Built in 1926, the lodge still feels like a rustic outpost on the edge of beautiful and unspoiled land.When you’re not exploring the surrounding trails, you’ll find plenty to do at the lodge. Visitors can check out the pool, sauna, and game rooms, which are open from 10 a.m. to 10 p.m. daily. Fishing is also a popular pastime—the water is rife with salmon, trout, and sturgeon.
Before turning in for the day, visit the lodge’s restaurant, where you can fill up on fresh salmon, halibut, and crab cakes. Roosevelt Dining Room, named in honor of President Franklin D. Roosevelt's 1937 visit to the lodge, also offers panoramic lake views.
Quinault, Washington: Glacial Lake and Temperate Rainforest in Olympic National Park
Located near the massive Olympic National Park, the glacier-carved Quinault Valley boasts one of the northern hemisphere’s only temperate rainforests.

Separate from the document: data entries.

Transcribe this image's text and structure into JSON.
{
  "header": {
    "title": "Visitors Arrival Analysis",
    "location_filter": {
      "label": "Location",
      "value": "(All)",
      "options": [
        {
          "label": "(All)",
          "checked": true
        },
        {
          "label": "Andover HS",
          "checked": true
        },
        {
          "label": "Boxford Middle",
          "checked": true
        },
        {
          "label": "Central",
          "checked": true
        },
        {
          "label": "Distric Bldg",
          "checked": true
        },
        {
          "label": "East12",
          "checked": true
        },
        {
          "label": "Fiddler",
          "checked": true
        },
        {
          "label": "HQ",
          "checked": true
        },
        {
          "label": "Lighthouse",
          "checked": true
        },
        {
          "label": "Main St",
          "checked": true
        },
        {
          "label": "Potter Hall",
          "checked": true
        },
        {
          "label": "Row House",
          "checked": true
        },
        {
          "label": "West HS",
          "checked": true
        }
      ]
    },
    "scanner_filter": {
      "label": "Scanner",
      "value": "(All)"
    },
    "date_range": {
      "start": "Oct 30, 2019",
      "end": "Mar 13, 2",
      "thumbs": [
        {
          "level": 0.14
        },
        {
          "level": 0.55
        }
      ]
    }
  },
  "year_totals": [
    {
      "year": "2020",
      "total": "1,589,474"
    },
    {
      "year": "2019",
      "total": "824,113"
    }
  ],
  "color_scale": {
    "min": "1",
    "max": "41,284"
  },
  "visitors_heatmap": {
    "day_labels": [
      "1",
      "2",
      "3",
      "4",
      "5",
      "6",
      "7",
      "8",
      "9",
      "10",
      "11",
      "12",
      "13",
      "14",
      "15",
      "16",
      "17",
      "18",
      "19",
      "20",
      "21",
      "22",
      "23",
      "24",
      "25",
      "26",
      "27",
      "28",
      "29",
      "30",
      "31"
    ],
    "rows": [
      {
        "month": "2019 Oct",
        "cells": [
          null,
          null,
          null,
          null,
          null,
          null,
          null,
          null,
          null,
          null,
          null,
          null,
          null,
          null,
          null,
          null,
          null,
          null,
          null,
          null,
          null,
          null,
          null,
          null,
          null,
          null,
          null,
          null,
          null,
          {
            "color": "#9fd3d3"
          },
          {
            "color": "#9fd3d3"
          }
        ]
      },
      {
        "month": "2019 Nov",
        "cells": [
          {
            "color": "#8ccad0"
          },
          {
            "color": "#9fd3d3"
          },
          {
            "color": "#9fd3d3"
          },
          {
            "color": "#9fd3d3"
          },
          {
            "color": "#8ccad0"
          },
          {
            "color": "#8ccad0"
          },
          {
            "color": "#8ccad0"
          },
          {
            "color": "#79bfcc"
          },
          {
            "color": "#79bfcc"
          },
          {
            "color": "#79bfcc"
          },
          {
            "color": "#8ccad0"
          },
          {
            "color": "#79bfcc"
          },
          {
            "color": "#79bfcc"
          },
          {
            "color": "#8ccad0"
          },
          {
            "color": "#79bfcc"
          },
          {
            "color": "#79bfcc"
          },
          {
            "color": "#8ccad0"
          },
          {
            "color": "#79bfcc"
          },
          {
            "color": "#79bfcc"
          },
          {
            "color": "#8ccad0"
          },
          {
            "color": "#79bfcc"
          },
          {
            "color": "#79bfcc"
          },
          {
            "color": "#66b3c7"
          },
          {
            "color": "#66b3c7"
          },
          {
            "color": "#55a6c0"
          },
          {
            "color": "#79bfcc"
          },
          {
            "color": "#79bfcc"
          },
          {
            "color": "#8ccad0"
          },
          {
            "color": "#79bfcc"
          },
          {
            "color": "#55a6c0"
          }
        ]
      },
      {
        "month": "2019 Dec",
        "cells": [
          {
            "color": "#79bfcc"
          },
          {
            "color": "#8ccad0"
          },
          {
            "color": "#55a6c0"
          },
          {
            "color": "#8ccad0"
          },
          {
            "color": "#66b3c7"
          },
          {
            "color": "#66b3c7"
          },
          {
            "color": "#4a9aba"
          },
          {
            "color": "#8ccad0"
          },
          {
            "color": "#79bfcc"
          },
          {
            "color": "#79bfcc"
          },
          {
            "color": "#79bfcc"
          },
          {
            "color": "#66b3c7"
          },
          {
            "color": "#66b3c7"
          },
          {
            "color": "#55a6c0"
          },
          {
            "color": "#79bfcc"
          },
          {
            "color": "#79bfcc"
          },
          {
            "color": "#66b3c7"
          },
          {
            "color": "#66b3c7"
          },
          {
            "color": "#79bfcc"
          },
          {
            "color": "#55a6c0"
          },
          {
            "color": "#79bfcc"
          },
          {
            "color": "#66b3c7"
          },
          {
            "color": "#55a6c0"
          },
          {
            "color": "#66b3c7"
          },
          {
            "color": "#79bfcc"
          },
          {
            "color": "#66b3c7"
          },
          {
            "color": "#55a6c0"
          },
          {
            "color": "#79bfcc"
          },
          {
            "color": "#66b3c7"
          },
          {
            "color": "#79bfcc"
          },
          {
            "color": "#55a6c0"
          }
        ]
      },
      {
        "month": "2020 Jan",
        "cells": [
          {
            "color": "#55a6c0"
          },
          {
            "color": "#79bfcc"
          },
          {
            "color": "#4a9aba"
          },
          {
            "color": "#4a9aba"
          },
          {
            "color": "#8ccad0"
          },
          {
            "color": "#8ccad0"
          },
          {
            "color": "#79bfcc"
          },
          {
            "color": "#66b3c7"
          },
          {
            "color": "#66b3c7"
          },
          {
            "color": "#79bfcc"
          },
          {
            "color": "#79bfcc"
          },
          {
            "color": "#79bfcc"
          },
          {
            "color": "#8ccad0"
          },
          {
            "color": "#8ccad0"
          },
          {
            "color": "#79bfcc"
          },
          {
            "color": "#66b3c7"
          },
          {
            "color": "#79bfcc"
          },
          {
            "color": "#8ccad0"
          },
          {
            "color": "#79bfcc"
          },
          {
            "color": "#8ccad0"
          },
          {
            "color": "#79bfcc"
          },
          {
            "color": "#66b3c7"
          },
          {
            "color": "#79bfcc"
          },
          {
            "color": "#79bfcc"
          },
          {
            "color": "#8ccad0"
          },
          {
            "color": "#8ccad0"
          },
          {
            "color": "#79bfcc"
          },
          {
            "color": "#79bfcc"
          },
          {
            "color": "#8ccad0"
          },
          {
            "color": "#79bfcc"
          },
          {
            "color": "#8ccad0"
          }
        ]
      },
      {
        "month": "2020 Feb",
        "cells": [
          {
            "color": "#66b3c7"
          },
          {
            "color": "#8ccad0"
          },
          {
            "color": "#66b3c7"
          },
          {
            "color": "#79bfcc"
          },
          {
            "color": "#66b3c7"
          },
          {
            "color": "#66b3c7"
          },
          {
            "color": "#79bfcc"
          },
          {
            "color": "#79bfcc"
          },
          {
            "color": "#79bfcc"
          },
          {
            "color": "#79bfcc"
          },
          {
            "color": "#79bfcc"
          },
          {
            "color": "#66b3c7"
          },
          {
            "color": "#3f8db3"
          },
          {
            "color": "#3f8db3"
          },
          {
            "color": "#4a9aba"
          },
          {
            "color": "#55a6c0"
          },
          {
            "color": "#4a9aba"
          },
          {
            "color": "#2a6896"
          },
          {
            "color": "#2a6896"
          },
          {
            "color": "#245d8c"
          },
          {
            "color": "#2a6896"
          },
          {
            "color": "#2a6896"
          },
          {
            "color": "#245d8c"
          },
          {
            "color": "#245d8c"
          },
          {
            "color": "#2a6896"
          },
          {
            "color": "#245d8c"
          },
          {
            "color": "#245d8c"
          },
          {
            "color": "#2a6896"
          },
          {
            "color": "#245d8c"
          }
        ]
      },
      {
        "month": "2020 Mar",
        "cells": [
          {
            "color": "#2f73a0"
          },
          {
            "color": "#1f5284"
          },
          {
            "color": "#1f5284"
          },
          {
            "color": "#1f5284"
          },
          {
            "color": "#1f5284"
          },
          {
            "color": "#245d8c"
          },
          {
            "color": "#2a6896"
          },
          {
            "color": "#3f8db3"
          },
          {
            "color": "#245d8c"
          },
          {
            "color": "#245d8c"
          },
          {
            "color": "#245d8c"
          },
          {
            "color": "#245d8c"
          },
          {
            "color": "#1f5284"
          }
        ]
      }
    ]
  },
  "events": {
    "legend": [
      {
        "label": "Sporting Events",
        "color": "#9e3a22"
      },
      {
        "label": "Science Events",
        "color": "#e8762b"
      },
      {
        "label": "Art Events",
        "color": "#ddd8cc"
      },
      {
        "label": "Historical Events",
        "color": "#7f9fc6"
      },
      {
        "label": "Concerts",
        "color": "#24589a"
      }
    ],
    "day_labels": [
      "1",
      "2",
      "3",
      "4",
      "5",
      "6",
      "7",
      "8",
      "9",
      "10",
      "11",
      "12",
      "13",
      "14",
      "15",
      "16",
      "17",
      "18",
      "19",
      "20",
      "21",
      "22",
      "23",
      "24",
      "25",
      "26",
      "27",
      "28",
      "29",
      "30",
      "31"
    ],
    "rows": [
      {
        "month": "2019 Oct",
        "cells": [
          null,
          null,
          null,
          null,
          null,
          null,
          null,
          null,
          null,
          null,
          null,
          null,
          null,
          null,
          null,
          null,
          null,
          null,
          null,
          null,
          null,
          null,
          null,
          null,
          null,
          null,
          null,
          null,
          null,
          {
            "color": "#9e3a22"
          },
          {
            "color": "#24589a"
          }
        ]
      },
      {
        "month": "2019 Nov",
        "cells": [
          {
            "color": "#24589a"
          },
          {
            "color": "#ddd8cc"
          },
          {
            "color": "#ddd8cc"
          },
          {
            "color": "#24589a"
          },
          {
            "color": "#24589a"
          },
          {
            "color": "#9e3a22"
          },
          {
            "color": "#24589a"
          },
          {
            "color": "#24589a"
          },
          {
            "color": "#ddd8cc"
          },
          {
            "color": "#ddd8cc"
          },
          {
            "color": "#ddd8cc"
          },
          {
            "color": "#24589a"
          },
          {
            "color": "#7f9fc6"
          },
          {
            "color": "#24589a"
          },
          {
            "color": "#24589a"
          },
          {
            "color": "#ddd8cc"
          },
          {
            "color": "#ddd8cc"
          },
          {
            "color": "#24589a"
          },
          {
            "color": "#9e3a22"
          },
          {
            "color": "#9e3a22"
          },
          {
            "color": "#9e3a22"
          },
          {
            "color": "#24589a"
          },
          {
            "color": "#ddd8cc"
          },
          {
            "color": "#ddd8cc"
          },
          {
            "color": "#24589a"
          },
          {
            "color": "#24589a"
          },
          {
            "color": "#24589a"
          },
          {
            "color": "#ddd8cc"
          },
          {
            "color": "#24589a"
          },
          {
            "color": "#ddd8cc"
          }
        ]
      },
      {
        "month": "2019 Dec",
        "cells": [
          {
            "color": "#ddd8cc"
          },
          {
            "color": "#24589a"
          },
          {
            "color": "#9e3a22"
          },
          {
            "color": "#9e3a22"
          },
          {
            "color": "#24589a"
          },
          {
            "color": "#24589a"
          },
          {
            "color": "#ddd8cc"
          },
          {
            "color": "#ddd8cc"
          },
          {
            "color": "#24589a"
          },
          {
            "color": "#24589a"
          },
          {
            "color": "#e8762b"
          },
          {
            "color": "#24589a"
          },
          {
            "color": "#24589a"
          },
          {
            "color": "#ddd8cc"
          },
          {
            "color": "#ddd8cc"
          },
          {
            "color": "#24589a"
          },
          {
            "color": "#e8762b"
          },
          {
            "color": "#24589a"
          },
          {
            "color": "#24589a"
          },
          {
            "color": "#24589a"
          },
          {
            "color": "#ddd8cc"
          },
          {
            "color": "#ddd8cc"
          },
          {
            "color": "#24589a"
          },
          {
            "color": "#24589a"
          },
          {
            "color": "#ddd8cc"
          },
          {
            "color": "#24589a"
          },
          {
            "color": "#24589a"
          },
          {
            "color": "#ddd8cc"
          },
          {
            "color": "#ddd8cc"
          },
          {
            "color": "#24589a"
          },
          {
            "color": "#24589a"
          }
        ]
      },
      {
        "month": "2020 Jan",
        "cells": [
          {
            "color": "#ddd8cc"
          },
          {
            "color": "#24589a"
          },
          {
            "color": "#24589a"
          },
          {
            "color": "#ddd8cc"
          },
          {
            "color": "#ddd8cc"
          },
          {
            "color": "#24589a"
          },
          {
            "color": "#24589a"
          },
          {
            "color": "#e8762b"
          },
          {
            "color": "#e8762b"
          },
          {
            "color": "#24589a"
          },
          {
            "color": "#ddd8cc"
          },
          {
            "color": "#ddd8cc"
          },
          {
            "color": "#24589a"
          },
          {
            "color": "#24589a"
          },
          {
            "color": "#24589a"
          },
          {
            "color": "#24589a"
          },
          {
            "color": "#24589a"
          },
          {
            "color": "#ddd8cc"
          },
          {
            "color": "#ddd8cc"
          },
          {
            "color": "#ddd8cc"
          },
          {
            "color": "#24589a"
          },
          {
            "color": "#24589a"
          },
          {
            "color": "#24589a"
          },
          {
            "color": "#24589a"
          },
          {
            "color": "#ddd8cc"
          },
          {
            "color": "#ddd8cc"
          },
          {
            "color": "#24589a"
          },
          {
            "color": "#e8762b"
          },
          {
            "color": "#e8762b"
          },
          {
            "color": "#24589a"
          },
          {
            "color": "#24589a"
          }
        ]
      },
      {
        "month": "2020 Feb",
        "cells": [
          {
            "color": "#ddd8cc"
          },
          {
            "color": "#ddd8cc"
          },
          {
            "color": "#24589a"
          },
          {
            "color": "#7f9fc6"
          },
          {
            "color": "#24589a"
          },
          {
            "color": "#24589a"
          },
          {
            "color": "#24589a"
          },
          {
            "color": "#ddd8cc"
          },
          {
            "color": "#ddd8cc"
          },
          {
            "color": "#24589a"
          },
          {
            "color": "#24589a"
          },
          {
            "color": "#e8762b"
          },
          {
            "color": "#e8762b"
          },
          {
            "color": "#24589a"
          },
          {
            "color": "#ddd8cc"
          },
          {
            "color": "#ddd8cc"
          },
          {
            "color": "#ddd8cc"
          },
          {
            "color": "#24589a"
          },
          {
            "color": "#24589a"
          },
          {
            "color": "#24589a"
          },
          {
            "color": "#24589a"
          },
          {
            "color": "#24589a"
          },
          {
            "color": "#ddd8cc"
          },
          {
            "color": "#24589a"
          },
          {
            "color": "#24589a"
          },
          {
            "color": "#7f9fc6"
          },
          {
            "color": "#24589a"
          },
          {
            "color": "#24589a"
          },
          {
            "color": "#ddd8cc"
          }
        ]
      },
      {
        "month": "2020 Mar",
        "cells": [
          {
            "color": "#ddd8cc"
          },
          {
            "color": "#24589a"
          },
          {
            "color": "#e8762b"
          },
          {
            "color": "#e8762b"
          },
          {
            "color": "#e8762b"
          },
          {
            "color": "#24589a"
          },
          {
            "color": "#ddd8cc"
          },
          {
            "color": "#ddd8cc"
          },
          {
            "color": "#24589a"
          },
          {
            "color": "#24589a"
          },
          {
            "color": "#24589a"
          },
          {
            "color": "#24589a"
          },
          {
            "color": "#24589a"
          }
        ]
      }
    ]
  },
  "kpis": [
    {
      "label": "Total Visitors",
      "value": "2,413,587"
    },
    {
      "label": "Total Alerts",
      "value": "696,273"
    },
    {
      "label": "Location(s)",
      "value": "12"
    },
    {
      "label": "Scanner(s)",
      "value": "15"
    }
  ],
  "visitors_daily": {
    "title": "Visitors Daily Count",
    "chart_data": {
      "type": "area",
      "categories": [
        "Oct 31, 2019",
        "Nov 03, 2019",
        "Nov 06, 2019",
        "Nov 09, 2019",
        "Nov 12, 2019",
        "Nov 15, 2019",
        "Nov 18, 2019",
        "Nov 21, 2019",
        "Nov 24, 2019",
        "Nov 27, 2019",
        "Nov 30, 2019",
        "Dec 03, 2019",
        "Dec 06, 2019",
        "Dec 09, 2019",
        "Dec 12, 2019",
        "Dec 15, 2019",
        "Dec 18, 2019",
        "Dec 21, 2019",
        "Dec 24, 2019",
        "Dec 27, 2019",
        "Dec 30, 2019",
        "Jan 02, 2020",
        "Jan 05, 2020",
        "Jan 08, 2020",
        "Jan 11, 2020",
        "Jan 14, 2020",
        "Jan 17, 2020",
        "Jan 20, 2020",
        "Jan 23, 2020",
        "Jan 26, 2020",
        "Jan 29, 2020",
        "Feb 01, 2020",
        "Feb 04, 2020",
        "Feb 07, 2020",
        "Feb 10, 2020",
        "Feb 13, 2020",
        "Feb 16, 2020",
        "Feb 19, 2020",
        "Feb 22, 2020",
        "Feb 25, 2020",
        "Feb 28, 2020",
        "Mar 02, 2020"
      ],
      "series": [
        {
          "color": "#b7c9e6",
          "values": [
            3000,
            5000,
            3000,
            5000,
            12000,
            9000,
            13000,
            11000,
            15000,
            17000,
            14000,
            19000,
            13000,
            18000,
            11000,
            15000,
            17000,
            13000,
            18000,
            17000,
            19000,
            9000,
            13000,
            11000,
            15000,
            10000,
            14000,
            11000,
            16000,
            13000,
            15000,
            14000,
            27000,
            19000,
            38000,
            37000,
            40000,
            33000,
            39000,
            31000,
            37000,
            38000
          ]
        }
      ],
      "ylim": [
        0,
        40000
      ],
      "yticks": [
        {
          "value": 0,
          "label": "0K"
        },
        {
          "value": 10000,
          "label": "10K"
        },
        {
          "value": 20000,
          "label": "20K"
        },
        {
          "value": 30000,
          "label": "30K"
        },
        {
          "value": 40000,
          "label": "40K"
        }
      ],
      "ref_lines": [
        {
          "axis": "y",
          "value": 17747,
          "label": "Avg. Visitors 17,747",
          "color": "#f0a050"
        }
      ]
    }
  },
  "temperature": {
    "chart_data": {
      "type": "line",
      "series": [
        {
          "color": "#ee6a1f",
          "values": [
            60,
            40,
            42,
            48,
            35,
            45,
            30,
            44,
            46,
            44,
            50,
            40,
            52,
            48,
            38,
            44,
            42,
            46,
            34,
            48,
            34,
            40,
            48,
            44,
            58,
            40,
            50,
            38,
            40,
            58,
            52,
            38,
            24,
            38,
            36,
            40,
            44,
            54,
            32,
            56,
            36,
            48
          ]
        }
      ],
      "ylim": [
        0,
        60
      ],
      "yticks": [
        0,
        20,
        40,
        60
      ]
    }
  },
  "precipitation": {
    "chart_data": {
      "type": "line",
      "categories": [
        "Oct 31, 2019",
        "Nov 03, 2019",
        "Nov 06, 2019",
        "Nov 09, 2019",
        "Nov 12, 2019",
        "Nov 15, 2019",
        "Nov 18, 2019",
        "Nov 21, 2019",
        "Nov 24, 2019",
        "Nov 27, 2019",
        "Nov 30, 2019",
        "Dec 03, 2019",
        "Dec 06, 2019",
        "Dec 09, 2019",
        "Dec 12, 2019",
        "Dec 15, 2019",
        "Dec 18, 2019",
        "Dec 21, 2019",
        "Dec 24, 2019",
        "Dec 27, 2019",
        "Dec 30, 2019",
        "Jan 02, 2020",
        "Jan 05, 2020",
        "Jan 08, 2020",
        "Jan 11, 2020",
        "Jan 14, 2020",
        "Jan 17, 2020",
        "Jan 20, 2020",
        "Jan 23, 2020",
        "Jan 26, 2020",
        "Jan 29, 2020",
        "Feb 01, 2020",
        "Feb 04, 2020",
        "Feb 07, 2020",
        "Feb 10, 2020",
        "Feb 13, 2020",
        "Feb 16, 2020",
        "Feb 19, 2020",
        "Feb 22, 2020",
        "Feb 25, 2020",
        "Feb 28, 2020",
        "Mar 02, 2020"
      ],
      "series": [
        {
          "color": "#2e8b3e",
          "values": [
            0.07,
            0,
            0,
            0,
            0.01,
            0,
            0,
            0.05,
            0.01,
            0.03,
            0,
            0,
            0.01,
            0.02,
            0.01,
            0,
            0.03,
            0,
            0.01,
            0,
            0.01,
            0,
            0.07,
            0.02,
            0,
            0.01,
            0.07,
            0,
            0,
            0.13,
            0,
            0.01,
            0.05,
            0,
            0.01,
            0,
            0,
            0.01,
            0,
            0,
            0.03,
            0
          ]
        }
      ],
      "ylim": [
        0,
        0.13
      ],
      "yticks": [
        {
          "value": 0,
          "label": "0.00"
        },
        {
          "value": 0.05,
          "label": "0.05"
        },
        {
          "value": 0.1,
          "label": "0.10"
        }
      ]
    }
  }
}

Massive old-growth hemlocks, cedars, and other conifers up to 300 feet tall create a striking natural skyline, earning the area the nickname “Valley of the Giants.” Frequent bursts of heavy rainfall foster lush vegetation on the forest floor and encourage evergreen growth, causing the canopy to be very thick in places.
The picturesque Quinault Rainforest Loop Drive follows the river and extends around Lake Quinault for more than 30 miles. You can drive past the breathtaking Olympic Mountains or stop to hike to the nearby Gatton Creek Falls, which drop down 60 feet of tiered rocks. Hikes are also a great way to get up close and personal with the local wildlife. As you make your way through the maple-lined paths, keep an eye out for deer and roosevelt elk.